Si mise davanti a lei, la faccia china e tanto vicina da poter sentire il suo
respiro.
“Mi
dispiace, Lavinia, ma era l'unico modo per calmarti. Fammi parlare, ti prego!”
la supplicò, davvero pentito di essere ricorso alle maniere
forti.
Lei
cercò di divincolarsi, di alzarsi, ma lui la teneva ferma premendo sulle
gambe.
“Sorellina,
io ti voglio bene, okay? Non immagini quanto. Ci passiamo solo due anni... ti ho
vista crescere... da piccoli facevamo tutto insieme, persino dormire nello
stesso letto, perché tutto il giorno non bastava. Perciò non capisco, non
comprendo proprio perché tu, crescendo, abbia cambiato bruscamente
atteggiamento, allontanandoti da me. È impossibile che sia solo per gli amici
che frequento: tu lo sai che ho sempre tentato di
difenderti!”.
“Non
è vero! Sei un bugiardo...” strillò lei, scuotendo irritata il capo, per nulla
colpita da ciò che aveva detto quel – a suo parere – ruffiano del
fratello.
“Non
è una bugia, accidenti!” esclamò incredulo.
“Senti,
mi stai facendo male alle gambe, ne ho pure una ingessata. Se non mi molli
subito, mi metto a urlare sul serio, così mamma e papà accorreranno subito
a-”.
“A
fare che?! – questa volta gli toccò alzare il tono della voce, interrompendola.

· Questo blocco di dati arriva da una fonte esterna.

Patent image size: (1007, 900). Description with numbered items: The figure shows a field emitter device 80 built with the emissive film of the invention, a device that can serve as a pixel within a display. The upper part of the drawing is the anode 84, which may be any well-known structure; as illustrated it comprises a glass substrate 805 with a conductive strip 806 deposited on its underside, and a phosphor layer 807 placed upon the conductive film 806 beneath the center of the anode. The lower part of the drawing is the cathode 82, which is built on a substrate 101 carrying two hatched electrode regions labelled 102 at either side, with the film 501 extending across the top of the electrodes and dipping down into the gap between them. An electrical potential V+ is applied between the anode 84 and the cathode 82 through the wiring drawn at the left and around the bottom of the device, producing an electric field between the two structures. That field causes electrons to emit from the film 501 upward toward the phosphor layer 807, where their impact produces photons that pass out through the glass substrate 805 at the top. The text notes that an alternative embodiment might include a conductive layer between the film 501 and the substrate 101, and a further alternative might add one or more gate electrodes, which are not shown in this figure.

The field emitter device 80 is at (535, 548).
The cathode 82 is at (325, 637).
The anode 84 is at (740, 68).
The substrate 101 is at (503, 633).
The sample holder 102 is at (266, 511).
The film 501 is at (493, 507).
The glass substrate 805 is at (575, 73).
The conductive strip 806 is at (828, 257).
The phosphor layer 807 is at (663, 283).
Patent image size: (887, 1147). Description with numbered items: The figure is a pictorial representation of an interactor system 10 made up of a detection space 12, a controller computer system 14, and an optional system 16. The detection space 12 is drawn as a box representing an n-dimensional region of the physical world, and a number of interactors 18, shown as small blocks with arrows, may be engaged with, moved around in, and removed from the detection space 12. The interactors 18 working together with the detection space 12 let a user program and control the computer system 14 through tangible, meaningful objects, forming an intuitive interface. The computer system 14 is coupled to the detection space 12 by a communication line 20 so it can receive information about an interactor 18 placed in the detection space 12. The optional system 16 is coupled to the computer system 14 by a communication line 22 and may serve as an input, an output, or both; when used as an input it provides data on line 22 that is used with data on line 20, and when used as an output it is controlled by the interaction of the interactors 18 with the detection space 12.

– Non ti sto facendo niente, sei tu a essere dura di comprendonio! Almeno
spiegami da dove nasce il tuo odio per me... avanti, dillo apertamente!” la
spronò.
“Vuoi
davvero saperlo? Va bene... te lo dirò, ma prima fammi alzare”, sembrò
cedere.
Maurizio
ubbidì. Stavolta fu Lavinia a tirargli una sberla, lasciandogli persino il segno
delle cinque dita.
“Questo
è per avermi fatto male, brutto viziato che non sei altro! Perché è questo che
sei: hai tutto quello che desideri dalla tua vita!” dichiarò.
Maurizio
era sempre più sbigottito, mentre si accarezzava la guancia colpita.
Fu
con un’espressione frustrata che replicò: “No, Lavinia. Non è così… non ho più
il tuo affetto, la tua comprensione”.
“Mi
spieghi come diavolo fai a non capirmi? Eppure è semplice, ho già detto
tutto quello che dovevo per farti arrivare alla verità! Vuoi che ti dia ragione
anche se non ce l'hai? È questo?!” gli chiese spiegazioni,
gesticolando.
“Allora
sei stupida! La viziata qui sei tu, non io. Apri gli occhi finché sei in tempo!”
l’avvertì.
Si
guardarono in cagnesco per qualche minuto, finché i genitori non li chiamarono
per la cena in tavola.
“Continuiamo
il discorso dopo, sorellina…” disse semplicemente, pronto a voltarsi per uscire
dalla stanza.
“Per
quanto mi riguarda, io ho concluso”, affermò, lapidaria.
Maurizio
cambiò idea e la tirò a sé per il braccio. “No, non abbiamo
concluso!”.
Fu
così che avvenne. A Lavinia si sfilò il braccialetto dal polso e cadde a terra:
tutti e due, fissandolo, si chinarono a raccoglierlo e le loro teste si urtarono
tanto che caddero a loro volta.
Quando
si ripresero dalla botta, i loro occhi si incrociarono per un attimo, giusto il
tempo di rendersi conto di quello che era successo.